Police force struggles to solve high profile cases

By Kipchumba Some

The investigative arm of the police force has been censured following the failure to successfully solve high-profile cases that have rocked the country in the recent past.

Once considered one of the best in Africa, the Criminal Investigative Department, CID seems a pale shadow of its former all-powerful menacing self of the years gone by.

In historical sense, it has been plagued by decades of neglect by successive governments. In recent times, it has had to content with inconsistency in policy, bureaucracy as well as ethnicity.

Nearly a month after the Uhuru Park blasts, which claimed six lives, police officers are yet to crack the case.

This week Police Commissioner Mathew Iteere said the force did not have any leads on the case raising fears that it might peter out like others before it.

Before that, the Government had lost a case against constable Edward Kirui accused of killing two people in Kisumu during post-election riots.

Last year, it lost another post-poll related case, that of five people accused of burning 35 people at a church in Eldoret on New Year’s Eve of 2008.

But that was not the only case that defeated the CID to crack.

No one has ever been arrested in connection with the August 2007 mysterious blast outside the 680 Hotel that killed one person.

The task of investigating these and other criminal incidences falls with the CID branch of the police force, and it is largely to them that blame goes when cases are thrown out for lack of evidence.

Police Spokesman Eric Kiraithe said the force is doing the best with the little resources it has. "It is not about why we are failing, but what we accomplish with the resources we have, no other nation can."

Mr Kiraithe says the CID should not be perceived separately but that the whole police force should be scrutinised as an entity.

For years, the police force has been neglected lot. Successive governments did little to modernise it. Its ranks were drawn from the least educated in society and no one bothered to equip it.

Poor salaries and poor housing compounded its problems. Yet it’s under these circumstances that the force, especially the CID, was still expected to crack crime that is increasingly becoming sophisticated in light of technological advance that criminals have taken advantage of.

So as criminals took advantage of technological advances to make their work easier, methods used to investigate and prevent crime remained the old cloak and dagger affair.

Shortage of equipment was among key concerns raised by a commission led by retired South African judge Philip Ransley.

It states: "Police services do not have adequate technological and logistical capacity. It should be reviewed to establish the exact needs and specification to bring policing to international standards."

Part of those reforms came to pass this week when the Government awarded the 40,000 plus officers a 28 per cent salary raise.

But junior officers have considered the increase as "too little".

The police force lacks a forensic lab, fingerprinting and DNA equipment and enough resources to conduct proper investigations.

Courts blamed

Plans to construct a Sh1-billion forensic science laboratory evaporated in the heat of the Anglo-leasing scandal of 2004. Nothing has been heard of the project since then.
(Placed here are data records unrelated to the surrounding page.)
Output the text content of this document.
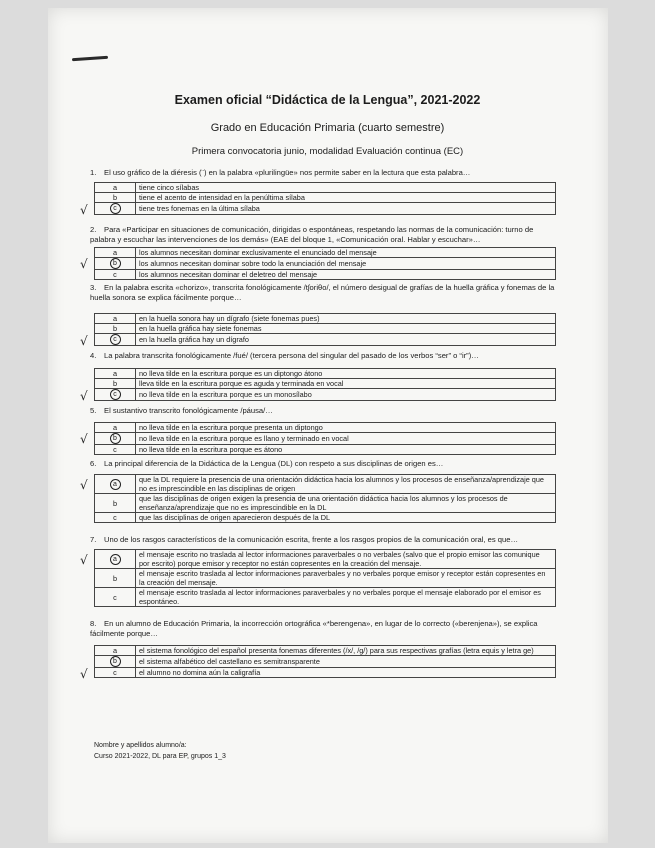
Examen oficial “Didáctica de la Lengua”, 2021-2022
Grado en Educación Primaria (cuarto semestre)
Primera convocatoria junio, modalidad Evaluación continua (EC)
1. El uso gráfico de la diéresis (¨) en la palabra «plurilingüe» nos permite saber en la lectura que esta palabra…
a	tiene cinco sílabas
b	tiene el acento de intensidad en la penúltima sílaba
c	tiene tres fonemas en la última sílaba
√
2. Para «Participar en situaciones de comunicación, dirigidas o espontáneas, respetando las normas de la comunicación: turno de palabra y escuchar las intervenciones de los demás» (EAE del bloque 1, «Comunicación oral. Hablar y escuchar»…
a	los alumnos necesitan dominar exclusivamente el enunciado del mensaje
b	los alumnos necesitan dominar sobre todo la enunciación del mensaje
c	los alumnos necesitan dominar el deletreo del mensaje
√
3. En la palabra escrita «chorizo», transcrita fonológicamente /tʃoriθo/, el número desigual de grafías de la huella gráfica y fonemas de la huella sonora se explica fácilmente porque…
a	en la huella sonora hay un dígrafo (siete fonemas pues)
b	en la huella gráfica hay siete fonemas
c	en la huella gráfica hay un dígrafo
√
4. La palabra transcrita fonológicamente /fué/ (tercera persona del singular del pasado de los verbos “ser” o “ir”)…
a	no lleva tilde en la escritura porque es un diptongo átono
b	lleva tilde en la escritura porque es aguda y terminada en vocal
c	no lleva tilde en la escritura porque es un monosílabo
√
5. El sustantivo transcrito fonológicamente /páusa/…
a	no lleva tilde en la escritura porque presenta un diptongo
b	no lleva tilde en la escritura porque es llano y terminado en vocal
c	no lleva tilde en la escritura porque es átono
√
6. La principal diferencia de la Didáctica de la Lengua (DL) con respeto a sus disciplinas de origen es…
a	que la DL requiere la presencia de una orientación didáctica hacia los alumnos y los procesos de enseñanza/aprendizaje que no es imprescindible en las disciplinas de origen
b	que las disciplinas de origen exigen la presencia de una orientación didáctica hacia los alumnos y los procesos de enseñanza/aprendizaje que no es imprescindible en la DL
c	que las disciplinas de origen aparecieron después de la DL
√
7. Uno de los rasgos característicos de la comunicación escrita, frente a los rasgos propios de la comunicación oral, es que…
a	el mensaje escrito no traslada al lector informaciones paraverbales o no verbales (salvo que el propio emisor las comunique por escrito) porque emisor y receptor no están copresentes en la creación del mensaje.
b	el mensaje escrito traslada al lector informaciones paraverbales y no verbales porque emisor y receptor están copresentes en la creación del mensaje.
c	el mensaje escrito traslada al lector informaciones paraverbales y no verbales porque el mensaje elaborado por el emisor es espontáneo.
√
8. En un alumno de Educación Primaria, la incorrección ortográfica «*berengena», en lugar de lo correcto («berenjena»), se explica fácilmente porque…
a	el sistema fonológico del español presenta fonemas diferentes (/x/, /g/) para sus respectivas grafías (letra equis y letra ge)
b	el sistema alfabético del castellano es semitransparente
c	el alumno no domina aún la caligrafía
√
Nombre y apellidos alumno/a:
Curso 2021-2022, DL para EP, grupos 1_3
Ideally every police station should be equipped with finger printing equipment. But that is far from the reality here. The only finger print machine is at the CID training school.

As it happened in the Kirui case, courts are blamed when suspects, who in the court of public opinion are guilty, walk out free. Little thought has been given to the quality of police investigations.

A former high court judge who requested anonymity, said poor investigations were mainly responsible for the loss of high profile cases.

"More often than not, they (police) present evidence with glaring loopholes and expect you to convict suspects. It cannot happen that way. You have no choice but to let the suspects free."

In certain cases, especially which involve explosives, the police always invite foreign investigators to help. Due to historical ties, Israeli agents, the British MI5 and South African police have helped with some cases.

"We bring these people to aid investigations and enrich our experiences. But from experience, they are not any better than us.

A senior inspector, likewise speaking on condition of anonymity, also revealed that the CID is suffering from inconsistency on policy and crippling bureaucracy.

"It takes a lot of time before decisions are made and in that time, cases and evidence has been lost. Policy should make it easier, not harder, to investigate crime as soon as it occurs. But this is not the case here," he said.

He added that the curse of ethnicity, which continues to eat Kenya’s social fabric, has not spared the force.

"In certain cases officers refuse to investigate members of their ethnic group or do it poorly," he said.

Despite the desperate need to equip the force with modern tools and new crime-fighting technologies, funding remains woefully low. In this year’s Budget it was allocated Sh33.2 billion, a meagre increase of Sh100 million from last year’s.

Despite the mountain of challenges it faces, Kiraithe insists the CID is still one of the best in Africa.